When I was pregnant with all three of my girls I was sick beyond belief. With my son, I virtually experienced no sickness at all. I was just super tired with him. I would lay down during the day and fall asleep for three hours easy.

None of my pregnancies were picnic. All but Sidney’s were considered high risk pregnancies. And with hers I walked with a limp and had my legs contract inward. I had knots in my calves and would wake up screaming in the middle of the night with Charlie horses. I had severe back pain as well. My ribs were so badly damaged during my pregnancy with her that they had to be wrapped for 3 weeks after I delivered her. I ended up in physical therapy and couldn’t work after 4 months because of the pain I was experiencing and every one feared I would fall. AND SHE WAS MY EASY PREGNANCY.
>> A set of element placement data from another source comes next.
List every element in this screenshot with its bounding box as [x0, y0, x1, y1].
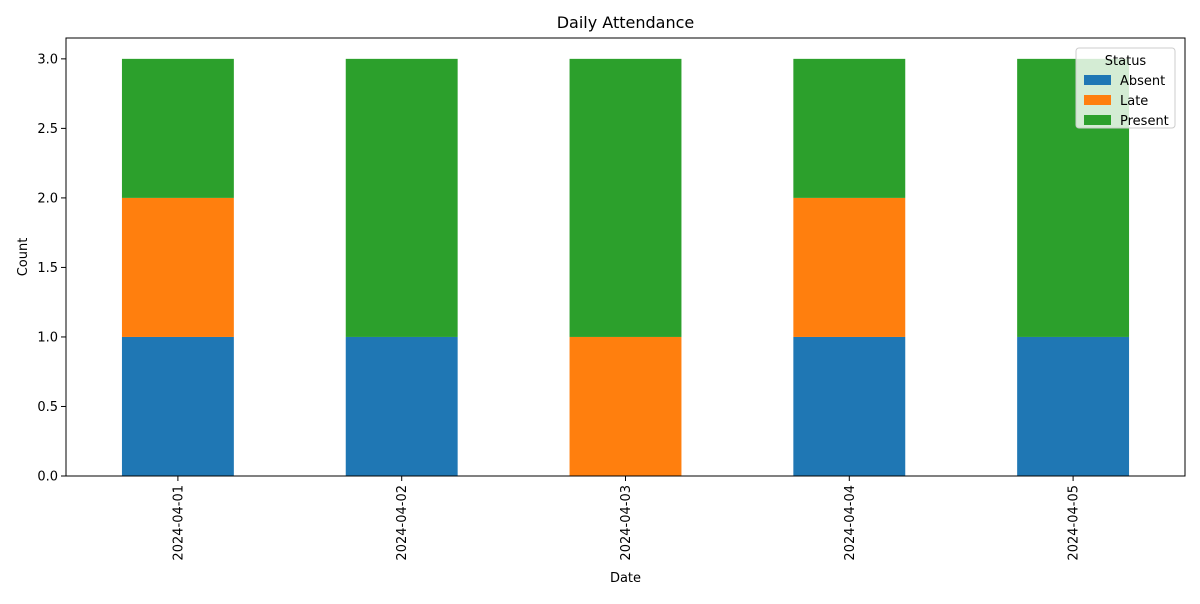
- y-tick-label: 2.0: [37, 191, 58, 206]
- bar-late-2024-04-04: [793, 197, 906, 337]
- bar-present-2024-04-02: [345, 58, 458, 337]
- x-tick-label: 2024-04-04: [843, 485, 858, 561]
- legend-label-late: Late: [1120, 94, 1148, 109]
- bar-present-2024-04-03: [569, 58, 682, 337]
- y-ticks: 0.0 0.5 1.0 1.5 2.0 2.5 3.0: [37, 52, 66, 485]
- y-tick-label: 1.5: [37, 261, 58, 276]
- bar-present-2024-04-01: [121, 58, 234, 198]
- legend-swatch-present: [1084, 115, 1111, 125]
- x-tick-label: 2024-04-03: [619, 485, 634, 561]
- legend-title: Status: [1105, 54, 1147, 69]
- y-tick-label: 0.0: [37, 470, 58, 485]
- y-axis-label: Count: [16, 238, 31, 277]
- x-axis-label: Date: [610, 571, 641, 586]
- chart-title: Daily Attendance: [557, 13, 695, 32]
- y-tick-label: 2.5: [37, 122, 58, 137]
- legend-label-absent: Absent: [1120, 74, 1165, 89]
- bar-present-2024-04-04: [793, 58, 906, 198]
- x-tick-label: 2024-04-05: [1067, 485, 1082, 561]
- x-tick-label: 2024-04-01: [171, 485, 186, 561]
- bar-absent-2024-04-02: [345, 336, 458, 476]
- x-tick-label: 2024-04-02: [395, 485, 410, 561]
- bar-late-2024-04-03: [569, 336, 682, 476]
- legend-swatch-late: [1084, 95, 1111, 105]
- bar-late-2024-04-01: [121, 197, 234, 337]
- legend: Status Absent Late Present: [1075, 47, 1176, 129]
- legend-box: [1075, 47, 1176, 129]
- y-tick-label: 0.5: [37, 400, 58, 415]
- legend-label-present: Present: [1120, 114, 1169, 129]
- x-ticks: 2024-04-01 2024-04-02 2024-04-03 2024-04-04…: [171, 476, 1082, 561]
- y-tick-label: 3.0: [37, 52, 58, 67]
- legend-items: Absent Late Present: [1084, 74, 1169, 129]
- bar-absent-2024-04-04: [793, 336, 906, 476]
- bar-absent-2024-04-05: [1017, 336, 1130, 476]
- y-tick-label: 1.0: [37, 330, 58, 345]
- legend-swatch-absent: [1084, 75, 1111, 85]
- bars-layer: [121, 58, 1130, 476]
- bar-absent-2024-04-01: [121, 336, 234, 476]
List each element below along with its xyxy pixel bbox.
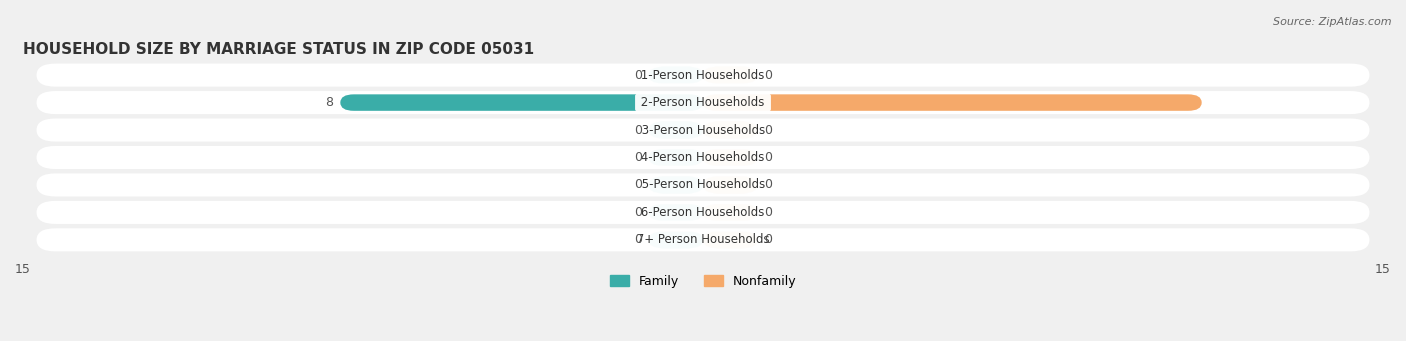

I won’t get into all the details of the other pregnancies, but suffice it to say, that if Sid’s was easy, they were PRETTY DARN ROUGH.

But let’s get back to that “morning” sickness thing.

With Sid, my “morning” sickness lasted ALL DARN DAY AND NIGHT for 4 months. With Libs it lasted all but about 6 weeks around 6-7 months. Again, all day and night. With Reese I was sick the entire time PLUS 2 days post delivery. NO JOKE. And let me tell you, you HAVE NEVER experienced fear like you do when you throw up just after having a C-Section! I was convinced organs were going to go flying! Not. Pleasant.

Anyway, one of the things that just put me over the top with nausea when I was pregnant was any type of perfume scent. I would actually be out in public and would become crazy mad when someone walked by me with excessive cologne or perfume on. It was like a threat to my personal well-being … and I absolutely LOATHED throwing up in public bathrooms.

So today, when I came across that box of candles, boy oh boy, did it bring up (literally) some fairly unpleasant memories … guh …

Well, I hope you all had a day where you didn’t want to barf!!!